For the first time in my life, the Canadian dollar has closed at over the 90 cent US mark. Some are predicting that they will be equal in value by next year. Wow.
There’s a multitude of social-economic effects of this, mostly involving cross-border business, tourism and all that other fun stuff. Whatever. The important question is: what does it matter to me? And with the kinds of products that I buy, small media things, it means a potential for a lot of savings.
The higher the dollar rises, the cheaper and cheaper importing from the US (or anywhere else abroad that charges by USD) becomes. And with relatively low shipping costs (for books, DVDs, games, etc), it is becoming increasingly cost-effective to just order stuff from abroad.
“Budget” games, which go for $19.99 USD, have always been exactly ten dollars more expensive here. This price is always fixed, so no matter how much the dollar fluctuates, they stay at $29.99 CAD. It’s sort of like when books have a price tag printed on them in USD and CAD. No matter how much the dollar changes, the price will remain as it was when it was printed (barring sales and all that). Now, if I order that same $19.99 budget game from the US, all I have to pay is $22.38. 25% savings!

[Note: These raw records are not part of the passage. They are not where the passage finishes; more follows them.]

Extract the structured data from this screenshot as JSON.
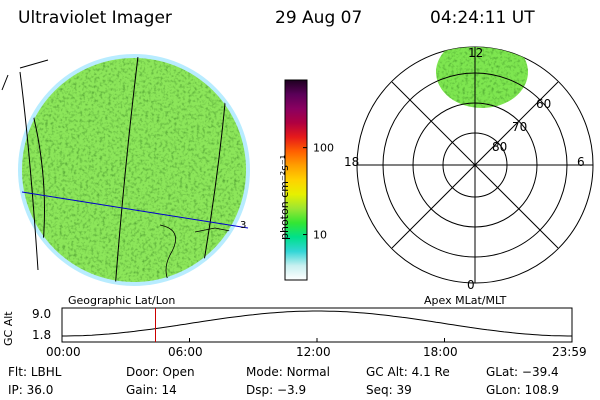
{
  "header": {
    "instrument": "Ultraviolet Imager",
    "date": "29 Aug 07",
    "time": "04:24:11 UT"
  },
  "colorbar": {
    "unit_label": "photon cm⁻²s⁻¹",
    "ticks": [
      "100",
      "10"
    ],
    "tick_values": [
      100,
      10
    ],
    "range_min": 3,
    "range_max": 600,
    "stops": [
      "#ffffff",
      "#c8f0f0",
      "#33d6d6",
      "#00e08a",
      "#33e633",
      "#9be633",
      "#e6f000",
      "#ffd200",
      "#ffa000",
      "#ff6000",
      "#e61a1a",
      "#b00040",
      "#8a0060",
      "#5a0058",
      "#1e0020"
    ]
  },
  "image_panel": {
    "label": "Geographic Lat/Lon",
    "fill_color": "#8ce65a",
    "grid_color": "#000000",
    "line_color": "#0000cc",
    "edge_color": "#b8ecff",
    "marker_label": "3"
  },
  "polar_panel": {
    "label": "Apex MLat/MLT",
    "mlt_labels": [
      "12",
      "18",
      "6",
      "0"
    ],
    "lat_labels": [
      "60",
      "70",
      "80"
    ],
    "cap_color": "#7ee650"
  },
  "altitude_plot": {
    "ylabel": "GC Alt",
    "yticks": [
      "9.0",
      "1.8"
    ],
    "xticks": [
      "00:00",
      "06:00",
      "12:00",
      "18:00",
      "23:59"
    ],
    "current_hour": 4.4,
    "marker_color": "#cc0000"
  },
  "info": {
    "filter": {
      "key": "Flt:",
      "value": "LBHL"
    },
    "door": {
      "key": "Door:",
      "value": "Open"
    },
    "mode": {
      "key": "Mode:",
      "value": "Normal"
    },
    "gc_alt": {
      "key": "GC Alt:",
      "value": "4.1 Re"
    },
    "glat": {
      "key": "GLat:",
      "value": "−39.4"
    },
    "ip": {
      "key": "IP:",
      "value": "36.0"
    },
    "gain": {
      "key": "Gain:",
      "value": "14"
    },
    "dsp": {
      "key": "Dsp:",
      "value": "−3.9"
    },
    "seq": {
      "key": "Seq:",
      "value": "39"
    },
    "glon": {
      "key": "GLon:",
      "value": "108.9"
    }
  }
}
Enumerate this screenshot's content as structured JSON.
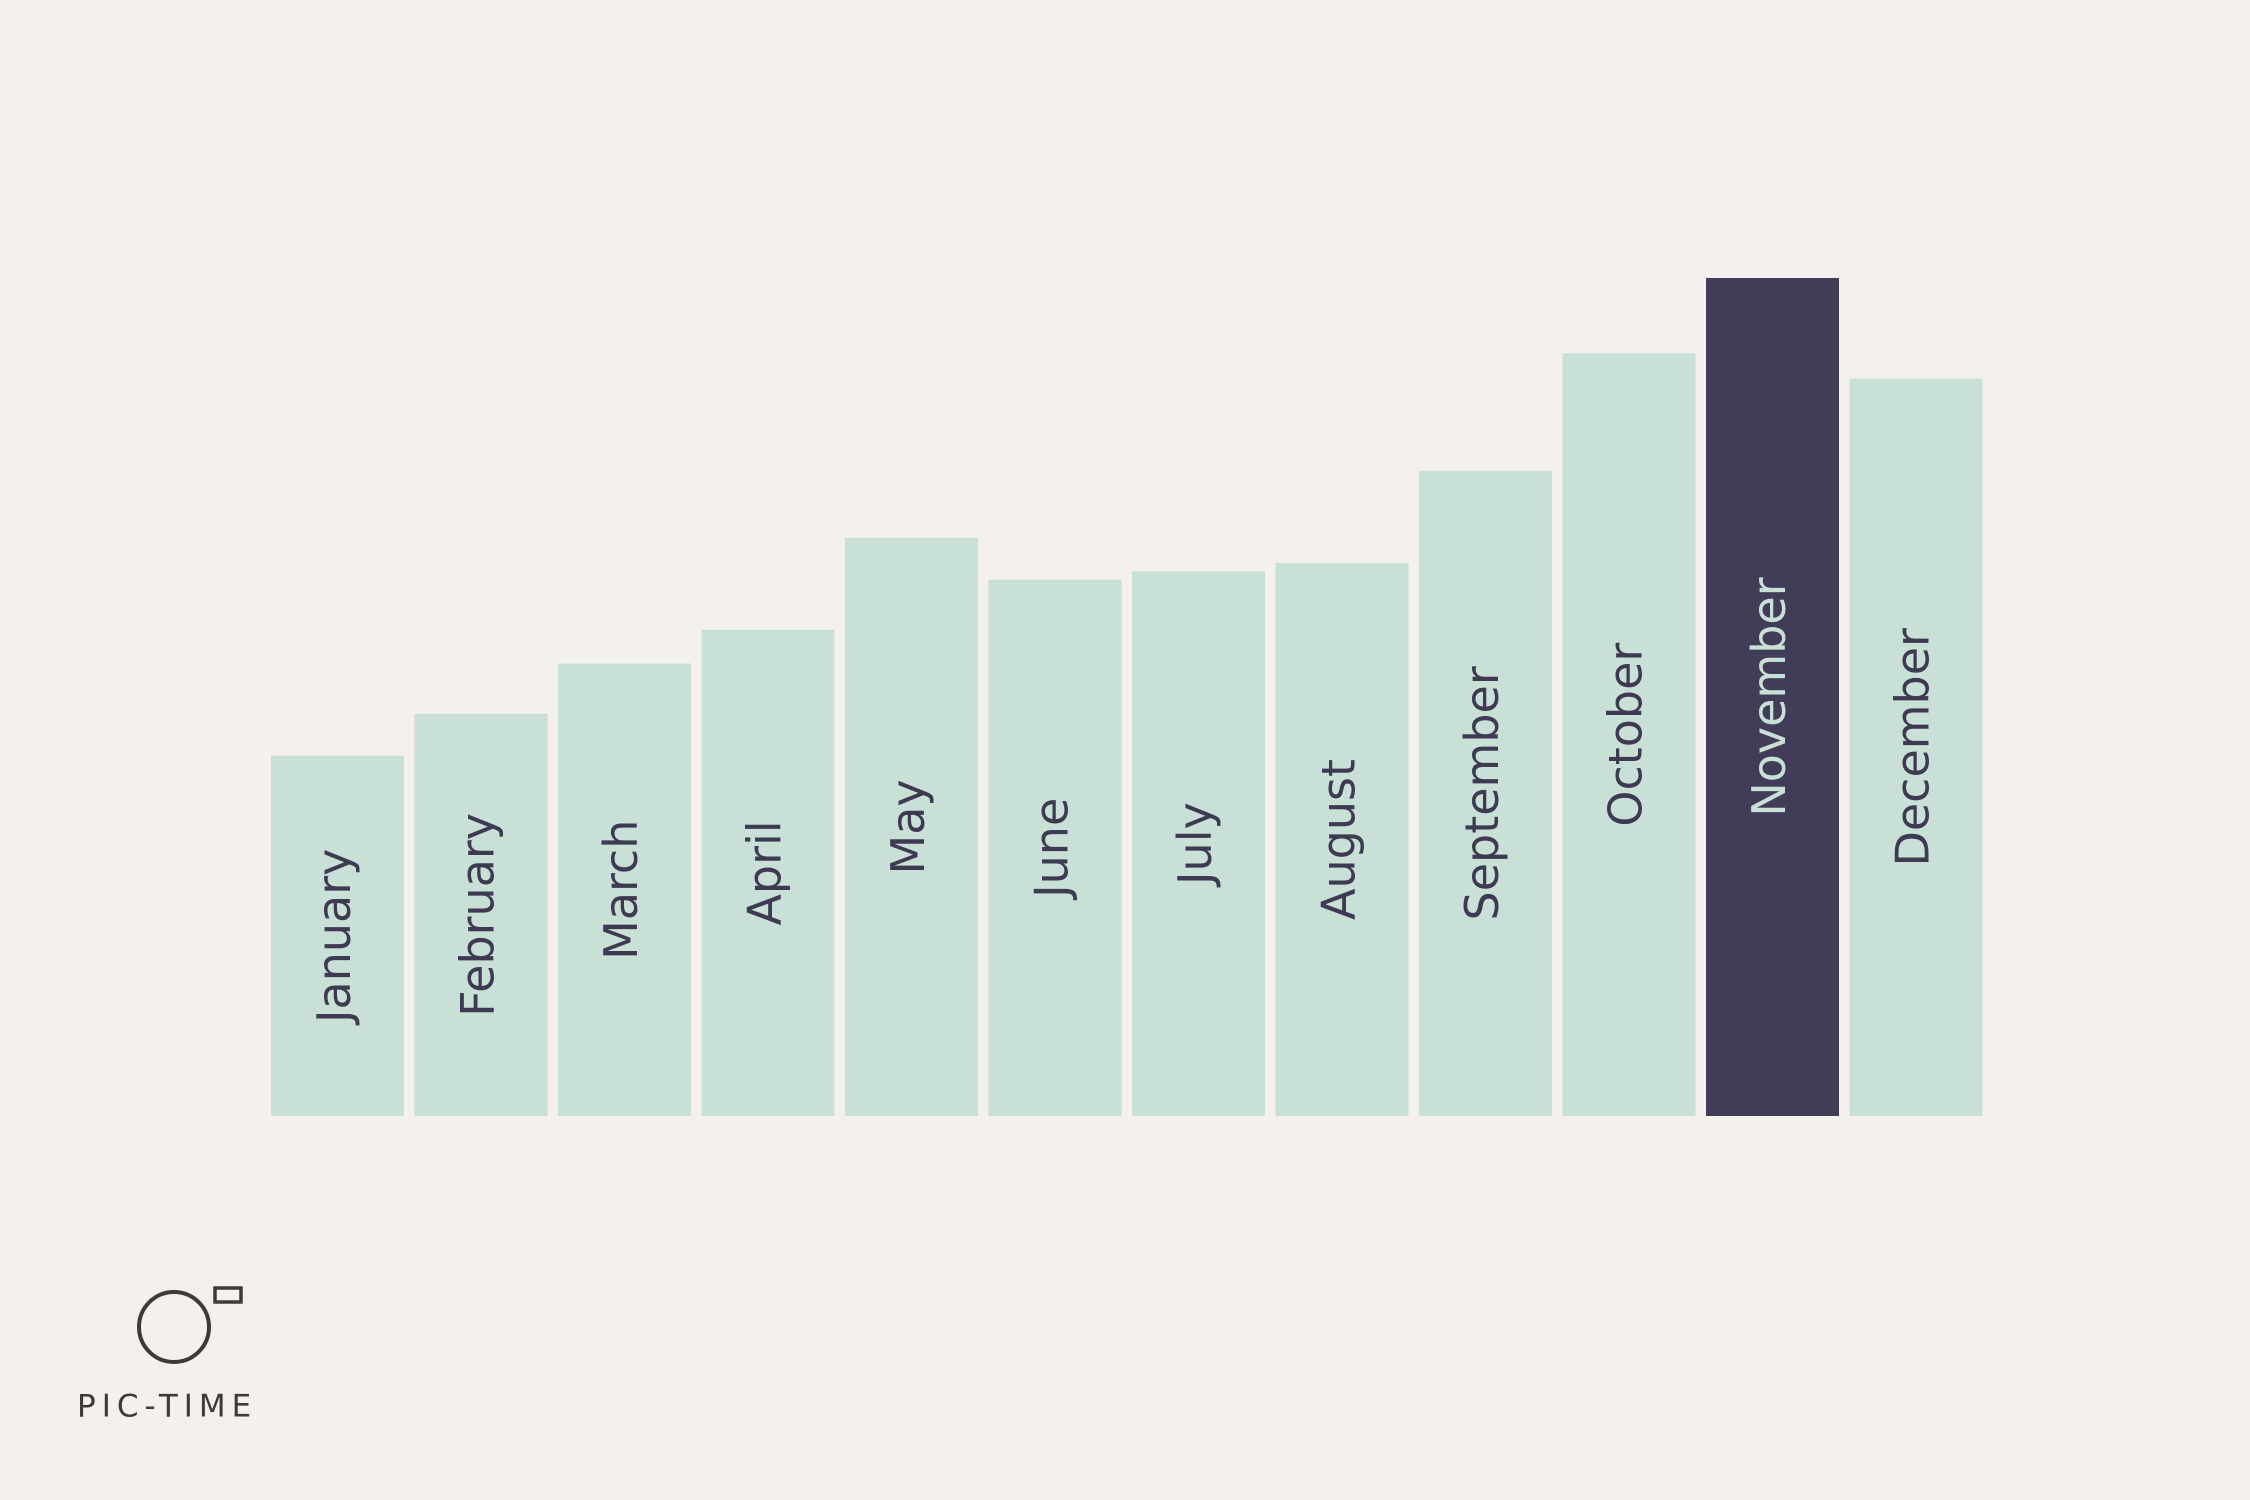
{
  "chart_data": {
    "type": "bar",
    "categories": [
      "January",
      "February",
      "March",
      "April",
      "May",
      "June",
      "July",
      "August",
      "September",
      "October",
      "November",
      "December"
    ],
    "values": [
      43,
      48,
      54,
      58,
      69,
      64,
      65,
      66,
      77,
      91,
      100,
      88
    ],
    "colors": [
      "#c8e0d5",
      "#c8e0d5",
      "#c8e0d5",
      "#c8e0d5",
      "#c8e0d5",
      "#c8e0d5",
      "#c8e0d5",
      "#c8e0d5",
      "#c8e0d5",
      "#c8e0d5",
      "#413c58",
      "#c8e0d5"
    ],
    "ylim": [
      0,
      100
    ],
    "grid": false
  },
  "logo": "PIC-TIME"
}
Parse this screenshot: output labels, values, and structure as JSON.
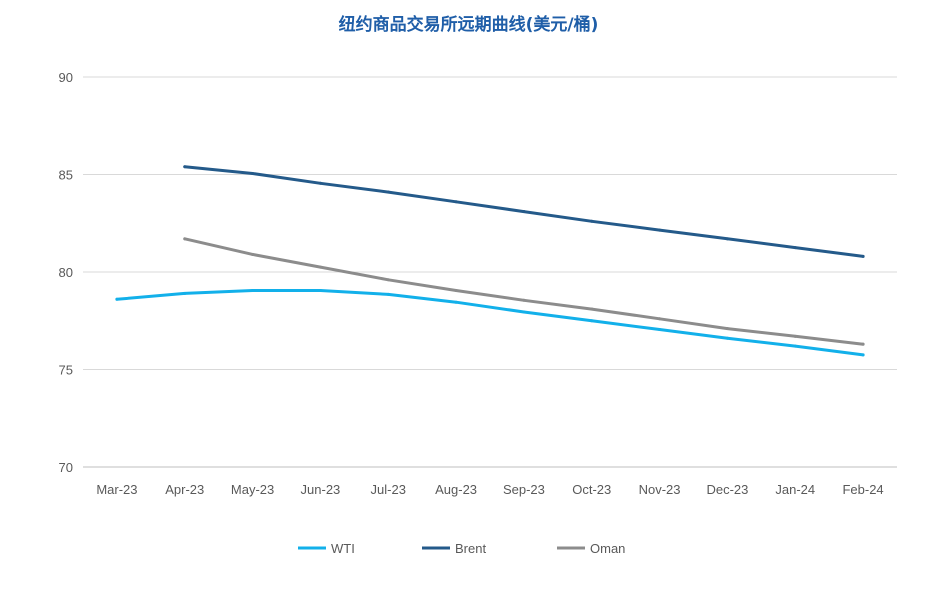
{
  "chart_data": {
    "type": "line",
    "title": "纽约商品交易所远期曲线(美元/桶)",
    "xlabel": "",
    "ylabel": "",
    "ylim": [
      70,
      90
    ],
    "yticks": [
      70,
      75,
      80,
      85,
      90
    ],
    "grid": true,
    "legend_position": "bottom",
    "categories": [
      "Mar-23",
      "Apr-23",
      "May-23",
      "Jun-23",
      "Jul-23",
      "Aug-23",
      "Sep-23",
      "Oct-23",
      "Nov-23",
      "Dec-23",
      "Jan-24",
      "Feb-24"
    ],
    "series": [
      {
        "name": "WTI",
        "color": "#12b0ea",
        "values": [
          78.6,
          78.9,
          79.05,
          79.05,
          78.85,
          78.45,
          77.95,
          77.5,
          77.05,
          76.6,
          76.2,
          75.75
        ]
      },
      {
        "name": "Brent",
        "color": "#245a8a",
        "values": [
          null,
          85.4,
          85.05,
          84.55,
          84.1,
          83.6,
          83.1,
          82.6,
          82.15,
          81.7,
          81.25,
          80.8
        ]
      },
      {
        "name": "Oman",
        "color": "#8c8c8c",
        "values": [
          null,
          81.7,
          80.9,
          80.25,
          79.6,
          79.05,
          78.55,
          78.1,
          77.6,
          77.1,
          76.7,
          76.3
        ]
      }
    ]
  }
}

Of course, there’s shipping too, but for small items it doesn’t affect things too much. If I go by Amazon’s rates, for three budget games shipping would cost me about $11.06. The games would be $66.60. In total three games with shipping would cost $77.66 CAD.
Meanwhile, if I were to walk into a local store and buy the exact same games with cash and, obviously, no shipping, I’d be paying $89.97
I save twelve dollars, get it delivered to my door and I don’t have to go and deal with game store employees. This rising Canadian dollar is going to be a boon for online shopping.